Financial markets around the globe enjoyed swift rebounds last week from the prior week’s omicron scare, but not the uranium spot market.
-Uranium spot price ticks down further
-Volumes continue to dry up
-Utilities sticking to term markets
By Greg Peel
The week before last brought the initial omicron alert from South Africa, sending global financial markets into a tail-spin. With speculative activity having recently shot up in the uranium spot market, it, too, suffered from a risk-off shift.
When Dr Fauci noted that omicron appeared to be less deadly than delta, markets rebounded. But not uranium.
Having fallen -US$2.00 the week before to US$45.00/lb, industry consultant TradeTech’s weekly spot price indicator fell another -US25c last week to US$44.75/lb.
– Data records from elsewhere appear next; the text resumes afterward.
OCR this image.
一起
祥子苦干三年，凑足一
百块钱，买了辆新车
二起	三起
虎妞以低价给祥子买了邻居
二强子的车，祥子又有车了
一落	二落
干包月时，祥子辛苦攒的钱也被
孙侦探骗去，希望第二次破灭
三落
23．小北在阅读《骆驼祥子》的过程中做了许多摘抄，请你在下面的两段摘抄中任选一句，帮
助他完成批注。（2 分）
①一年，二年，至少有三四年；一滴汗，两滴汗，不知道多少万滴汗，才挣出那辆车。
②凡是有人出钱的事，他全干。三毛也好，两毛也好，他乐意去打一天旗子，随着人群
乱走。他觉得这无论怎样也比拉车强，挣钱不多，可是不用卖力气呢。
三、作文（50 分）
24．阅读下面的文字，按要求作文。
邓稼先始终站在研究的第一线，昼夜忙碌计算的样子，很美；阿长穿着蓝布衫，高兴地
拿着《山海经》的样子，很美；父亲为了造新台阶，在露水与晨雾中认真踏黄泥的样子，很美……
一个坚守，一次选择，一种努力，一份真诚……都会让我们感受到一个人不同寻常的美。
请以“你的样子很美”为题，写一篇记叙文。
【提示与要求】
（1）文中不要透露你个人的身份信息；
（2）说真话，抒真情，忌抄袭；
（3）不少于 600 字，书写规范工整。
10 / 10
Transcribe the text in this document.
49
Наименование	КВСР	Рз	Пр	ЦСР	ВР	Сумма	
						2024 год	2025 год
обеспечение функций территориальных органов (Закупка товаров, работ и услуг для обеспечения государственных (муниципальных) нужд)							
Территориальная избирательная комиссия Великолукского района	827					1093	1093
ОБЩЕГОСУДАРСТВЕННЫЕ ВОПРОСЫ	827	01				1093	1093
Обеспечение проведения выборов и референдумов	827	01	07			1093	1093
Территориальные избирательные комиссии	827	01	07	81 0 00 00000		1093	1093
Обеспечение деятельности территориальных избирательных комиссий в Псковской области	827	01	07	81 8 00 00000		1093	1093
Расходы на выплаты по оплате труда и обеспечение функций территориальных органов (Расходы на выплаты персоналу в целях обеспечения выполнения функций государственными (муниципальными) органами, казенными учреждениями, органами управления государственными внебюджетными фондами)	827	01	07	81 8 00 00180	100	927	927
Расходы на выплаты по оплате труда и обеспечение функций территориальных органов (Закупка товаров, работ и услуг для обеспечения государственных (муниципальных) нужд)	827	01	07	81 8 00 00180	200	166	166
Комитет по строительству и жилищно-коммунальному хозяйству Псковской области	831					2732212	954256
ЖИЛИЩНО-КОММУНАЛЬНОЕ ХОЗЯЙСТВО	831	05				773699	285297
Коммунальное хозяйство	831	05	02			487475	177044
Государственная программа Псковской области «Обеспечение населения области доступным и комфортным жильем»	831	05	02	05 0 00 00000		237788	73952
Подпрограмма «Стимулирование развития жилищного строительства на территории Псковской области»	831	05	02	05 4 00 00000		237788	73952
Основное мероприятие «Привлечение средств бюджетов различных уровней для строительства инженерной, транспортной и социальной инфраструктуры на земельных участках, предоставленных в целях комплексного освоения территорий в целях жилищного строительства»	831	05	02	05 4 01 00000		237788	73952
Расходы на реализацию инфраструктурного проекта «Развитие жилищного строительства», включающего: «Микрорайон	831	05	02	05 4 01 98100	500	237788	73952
Spot market activity reached record volumes in November, but largely dried up in the week before last and fell further last week, to 550,000lbs U3O8 equivalent in five transactions.
Amid lingering concerns over covid, recent inflation news, and general uncertainty in the global financial markets, notes TradeTech, uranium market participants turned their attention to year-end administrative activity and budgetary and strategic planning for next year.
The market does tend to go quiet heading into year-end.
Share prices for global uranium miners on TradeTech’s watch list fell by an average -6% over the week.
Utilities were absent in the spot market last week. A growing lack of predictability in the spot uranium price has prompted several utilities to pursue mid- or longer-term supply commitments in an effort to provide insulation from price volatility in their term contracting, TradeTech reports.
Utility buyers continue to command slightly lower prices than speculators or intermediaries.
TradeTech’s term price indicators remain at US$44.00/lb (mid) and US$45.00/lb (long).